The starting point for determining a consumer’s rights and a business’s obligations under the CCPA is forming a clear understanding of what “personal information” refers to under the law.
The CCPA offers an incredibly broad definition of personal information. It captures just about any information that can individually identify a consumer and/or information that a business can use to track and predict consumer behavior.
This approach makes sense, as certain types of personal information are extremely important to individuals for privacy and security reasons (i.e., social security number, account passwords), and many types of information are extremely valuable to businesses (i.e., a consumer’s purchasing history, how the consumer interacts with digital advertisements, and the consumer’s browsing history). All of this information (and much, much more) is considered “personal information” under the CCPA.
The CCPA helpfully organizes many examples of personal information into categories:
- Identifiers — real name, alias, postal address, unique personal identifier, online identifier, IP address, email address, account name, social security number, driver’s license number, passport number, or other similar identifiers
- Other personal information — signature, physical characteristics or description, telephone number
- Financial information — bank account number, credit card number, debit card number, insurance policy number
- Medical information
- Health information
- Protected class information under California or Federal law — race, color, sex, age (40 and older), religion, national origin, citizenship status, genetic information, sexual orientation, gender identity or gender expression, ancestry, HIV/AIDS, disability, marital status, familial status, military or veteran status, political affiliations or activities, status as victim of domestic violence, assault, or stalking
- Commercial information — records of personal property, products or services purchased, obtained, or considered, or other purchasing or consuming histories or tendencies
- Biometric information — an individual's physiological, biological, or behavioral characteristics; including an individual's DNA, that can be used, singly or in combination with each other, or with other identifying data, to establish an individual identity
- Biometric information includes, but is not limited to, imagery of the iris, retina, fingerprint, face, hand, palm, vein patterns, and voice recordings from which an identifier template, such as a faceprint, a minutiae template, or a voiceprint, can be extracted; and keystroke patterns, rhythms, and sleep, health, or exercise data that contain identifying information.
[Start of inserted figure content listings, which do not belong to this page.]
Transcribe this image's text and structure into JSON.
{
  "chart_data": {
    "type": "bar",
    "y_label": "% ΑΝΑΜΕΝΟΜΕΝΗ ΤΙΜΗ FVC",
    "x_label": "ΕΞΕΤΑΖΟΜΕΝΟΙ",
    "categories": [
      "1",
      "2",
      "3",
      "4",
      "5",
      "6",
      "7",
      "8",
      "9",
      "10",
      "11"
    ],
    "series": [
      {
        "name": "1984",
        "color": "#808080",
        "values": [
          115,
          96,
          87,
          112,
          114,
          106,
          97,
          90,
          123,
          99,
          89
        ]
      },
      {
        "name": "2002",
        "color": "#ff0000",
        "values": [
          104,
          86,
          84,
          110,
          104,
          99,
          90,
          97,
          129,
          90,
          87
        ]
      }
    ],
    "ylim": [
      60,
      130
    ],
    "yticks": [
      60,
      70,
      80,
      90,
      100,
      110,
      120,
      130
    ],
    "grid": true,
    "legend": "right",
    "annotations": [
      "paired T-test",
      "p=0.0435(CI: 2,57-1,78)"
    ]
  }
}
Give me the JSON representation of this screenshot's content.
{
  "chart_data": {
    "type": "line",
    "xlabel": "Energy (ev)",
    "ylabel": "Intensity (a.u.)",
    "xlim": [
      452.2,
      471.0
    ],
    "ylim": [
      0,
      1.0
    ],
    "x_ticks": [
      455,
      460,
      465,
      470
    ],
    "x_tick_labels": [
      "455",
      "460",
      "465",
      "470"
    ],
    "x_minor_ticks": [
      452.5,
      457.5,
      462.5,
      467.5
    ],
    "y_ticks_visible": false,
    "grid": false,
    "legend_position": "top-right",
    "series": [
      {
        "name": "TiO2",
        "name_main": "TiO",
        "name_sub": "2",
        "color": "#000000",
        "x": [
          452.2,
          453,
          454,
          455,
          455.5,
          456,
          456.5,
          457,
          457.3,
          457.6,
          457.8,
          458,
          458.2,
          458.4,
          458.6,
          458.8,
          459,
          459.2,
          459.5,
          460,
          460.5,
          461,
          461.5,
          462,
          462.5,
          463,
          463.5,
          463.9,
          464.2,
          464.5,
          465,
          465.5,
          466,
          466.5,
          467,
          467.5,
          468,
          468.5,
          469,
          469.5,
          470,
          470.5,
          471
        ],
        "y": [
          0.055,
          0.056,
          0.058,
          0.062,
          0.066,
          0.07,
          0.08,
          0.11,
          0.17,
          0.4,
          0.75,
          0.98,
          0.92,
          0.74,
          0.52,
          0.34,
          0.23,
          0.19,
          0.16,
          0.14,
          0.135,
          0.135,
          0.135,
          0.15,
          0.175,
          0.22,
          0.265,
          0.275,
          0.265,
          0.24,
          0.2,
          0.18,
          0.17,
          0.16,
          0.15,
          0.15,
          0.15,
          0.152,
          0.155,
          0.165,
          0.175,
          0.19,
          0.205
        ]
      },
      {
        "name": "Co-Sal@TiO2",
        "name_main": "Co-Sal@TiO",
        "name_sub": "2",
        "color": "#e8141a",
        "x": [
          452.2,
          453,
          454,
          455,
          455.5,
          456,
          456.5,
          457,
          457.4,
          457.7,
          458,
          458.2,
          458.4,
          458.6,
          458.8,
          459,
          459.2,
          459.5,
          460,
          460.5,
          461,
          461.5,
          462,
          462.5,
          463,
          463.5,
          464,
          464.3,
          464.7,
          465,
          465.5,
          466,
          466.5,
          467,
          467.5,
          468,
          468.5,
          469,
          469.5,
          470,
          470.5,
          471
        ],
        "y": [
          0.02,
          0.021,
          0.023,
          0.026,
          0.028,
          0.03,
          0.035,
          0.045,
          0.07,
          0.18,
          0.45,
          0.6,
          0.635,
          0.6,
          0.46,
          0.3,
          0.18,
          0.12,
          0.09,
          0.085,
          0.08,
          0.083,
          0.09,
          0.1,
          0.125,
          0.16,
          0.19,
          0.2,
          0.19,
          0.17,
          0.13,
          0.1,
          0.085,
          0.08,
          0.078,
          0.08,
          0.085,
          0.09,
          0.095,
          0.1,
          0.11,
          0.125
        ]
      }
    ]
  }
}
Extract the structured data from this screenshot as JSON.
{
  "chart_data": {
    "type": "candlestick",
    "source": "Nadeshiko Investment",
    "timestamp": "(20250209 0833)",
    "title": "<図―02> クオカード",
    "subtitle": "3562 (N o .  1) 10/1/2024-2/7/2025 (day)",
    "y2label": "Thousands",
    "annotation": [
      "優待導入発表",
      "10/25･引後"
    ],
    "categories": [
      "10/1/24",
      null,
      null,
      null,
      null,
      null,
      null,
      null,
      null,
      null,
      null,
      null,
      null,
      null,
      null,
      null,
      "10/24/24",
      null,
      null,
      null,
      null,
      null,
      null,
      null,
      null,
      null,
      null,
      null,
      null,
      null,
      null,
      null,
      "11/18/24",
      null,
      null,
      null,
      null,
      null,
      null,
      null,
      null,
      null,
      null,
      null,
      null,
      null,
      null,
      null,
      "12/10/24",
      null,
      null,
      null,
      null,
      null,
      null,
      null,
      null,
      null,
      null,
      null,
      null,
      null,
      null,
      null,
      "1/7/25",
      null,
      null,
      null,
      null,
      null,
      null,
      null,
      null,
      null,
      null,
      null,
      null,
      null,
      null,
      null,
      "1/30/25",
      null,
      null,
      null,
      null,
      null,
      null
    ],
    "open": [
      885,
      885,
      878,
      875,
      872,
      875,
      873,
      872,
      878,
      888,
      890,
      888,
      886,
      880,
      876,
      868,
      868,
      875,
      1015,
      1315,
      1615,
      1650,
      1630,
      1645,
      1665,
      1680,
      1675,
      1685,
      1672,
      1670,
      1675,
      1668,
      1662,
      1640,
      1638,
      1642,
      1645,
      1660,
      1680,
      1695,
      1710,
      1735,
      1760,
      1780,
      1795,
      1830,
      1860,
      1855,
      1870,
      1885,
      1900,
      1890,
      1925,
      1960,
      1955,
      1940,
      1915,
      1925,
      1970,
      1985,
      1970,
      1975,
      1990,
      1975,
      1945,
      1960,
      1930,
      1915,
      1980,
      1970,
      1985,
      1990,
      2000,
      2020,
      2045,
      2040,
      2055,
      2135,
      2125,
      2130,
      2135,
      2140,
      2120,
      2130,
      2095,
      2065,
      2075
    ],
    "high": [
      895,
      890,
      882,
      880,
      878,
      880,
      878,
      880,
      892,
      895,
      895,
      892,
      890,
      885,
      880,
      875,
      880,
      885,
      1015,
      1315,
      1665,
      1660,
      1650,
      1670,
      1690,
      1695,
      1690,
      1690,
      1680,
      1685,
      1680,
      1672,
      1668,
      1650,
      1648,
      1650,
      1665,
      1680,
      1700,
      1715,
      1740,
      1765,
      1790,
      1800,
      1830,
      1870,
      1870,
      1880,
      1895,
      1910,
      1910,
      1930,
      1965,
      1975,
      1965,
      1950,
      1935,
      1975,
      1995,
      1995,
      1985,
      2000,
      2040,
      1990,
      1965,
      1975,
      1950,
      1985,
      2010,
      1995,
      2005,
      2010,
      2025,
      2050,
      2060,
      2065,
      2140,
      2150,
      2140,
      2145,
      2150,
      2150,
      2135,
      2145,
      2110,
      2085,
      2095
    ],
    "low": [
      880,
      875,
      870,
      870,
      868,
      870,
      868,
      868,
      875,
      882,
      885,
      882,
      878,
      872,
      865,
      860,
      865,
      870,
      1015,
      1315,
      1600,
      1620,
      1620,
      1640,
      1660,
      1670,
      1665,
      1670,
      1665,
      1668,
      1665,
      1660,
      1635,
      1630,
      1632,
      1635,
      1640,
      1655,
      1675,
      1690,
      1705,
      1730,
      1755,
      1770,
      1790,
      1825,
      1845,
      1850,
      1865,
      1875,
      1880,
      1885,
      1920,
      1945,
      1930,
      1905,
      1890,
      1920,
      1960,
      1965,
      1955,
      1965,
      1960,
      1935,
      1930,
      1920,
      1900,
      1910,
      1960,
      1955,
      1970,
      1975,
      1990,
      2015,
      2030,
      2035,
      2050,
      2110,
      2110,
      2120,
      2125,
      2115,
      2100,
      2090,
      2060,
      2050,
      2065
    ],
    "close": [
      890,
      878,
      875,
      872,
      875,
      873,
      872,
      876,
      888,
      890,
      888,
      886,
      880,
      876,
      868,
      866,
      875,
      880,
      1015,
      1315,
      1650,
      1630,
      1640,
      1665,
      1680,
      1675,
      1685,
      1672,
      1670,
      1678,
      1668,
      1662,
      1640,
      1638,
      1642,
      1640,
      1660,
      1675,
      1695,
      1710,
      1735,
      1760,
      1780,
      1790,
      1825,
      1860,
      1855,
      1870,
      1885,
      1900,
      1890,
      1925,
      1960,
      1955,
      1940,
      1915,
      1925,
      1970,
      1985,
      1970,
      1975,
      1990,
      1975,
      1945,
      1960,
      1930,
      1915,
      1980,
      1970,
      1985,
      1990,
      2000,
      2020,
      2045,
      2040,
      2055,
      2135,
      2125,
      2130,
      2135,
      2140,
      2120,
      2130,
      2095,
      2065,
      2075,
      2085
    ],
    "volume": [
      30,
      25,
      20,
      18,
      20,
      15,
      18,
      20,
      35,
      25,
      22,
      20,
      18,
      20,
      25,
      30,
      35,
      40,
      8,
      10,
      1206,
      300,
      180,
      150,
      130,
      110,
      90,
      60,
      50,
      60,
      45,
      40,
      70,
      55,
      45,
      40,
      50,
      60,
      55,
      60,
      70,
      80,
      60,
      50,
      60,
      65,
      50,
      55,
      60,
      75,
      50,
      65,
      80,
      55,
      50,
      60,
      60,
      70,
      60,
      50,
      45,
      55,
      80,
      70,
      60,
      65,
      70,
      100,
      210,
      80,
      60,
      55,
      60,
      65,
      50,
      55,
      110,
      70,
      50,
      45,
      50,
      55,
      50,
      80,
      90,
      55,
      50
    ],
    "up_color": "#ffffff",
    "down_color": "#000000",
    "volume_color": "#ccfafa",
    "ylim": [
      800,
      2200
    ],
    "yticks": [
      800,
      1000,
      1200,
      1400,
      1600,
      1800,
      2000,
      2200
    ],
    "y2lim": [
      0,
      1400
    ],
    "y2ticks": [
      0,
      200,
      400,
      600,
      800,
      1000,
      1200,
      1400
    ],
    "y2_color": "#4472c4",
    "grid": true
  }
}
- Internet or other electronic network activity information — including, but not limited to, browsing history, search history, and information regarding a consumer's interaction with an internet website, application, or advertisement
- Geolocation information — location data generated by a consumer device, capable of connecting to the Internet, that directly identifies the precise physical location of the identified individual at particular times, and that is complied and retained (for example, GPS coordinates)
- Audio, electronic, visual, thermal, olfactory, or similar information — this may include photos of individuals, and voice recordings
- Professional or employment-related information — including current employment, and employment history
- Education information — non-public records maintained by schools or other institutions (as defined by the Family Educational Rights and Privacy Act)
- Inferences — inferences drawn from other personal information reflecting the consumer's preferences, characteristics, psychological trends, predispositions, behavior, attitudes, intelligence, abilities, and aptitudes
- Unique or online identifiers, such as cookies and other tracking technologies
It is important to note that personal information applies not only to information about individual consumers, but also to households.
Almost as important as the question “what is personal information” is the question “what is not considered personal information under the CCPA?” The reason this question is so important is that any information that does not fit the definition of “personal information” is not subject to the disclosure requirements in the CCPA.
Personal information does not include:
- Information lawfully made available to the public from government records, whether federal, state or local.
- Any consumer information that is de-identified or aggregated.
- This may be an important exclusion for some businesses. It means that any information that is not kept in a manner that allows it to reasonably be linked to any particular consumer or household is not subject to the disclosure requirements under the CCPA because it does not fall under the definition of “personal information.” Any business for which this is a relevant consideration should closely read the CCPA’s definition of “deidentified” and “aggregate consumer information.”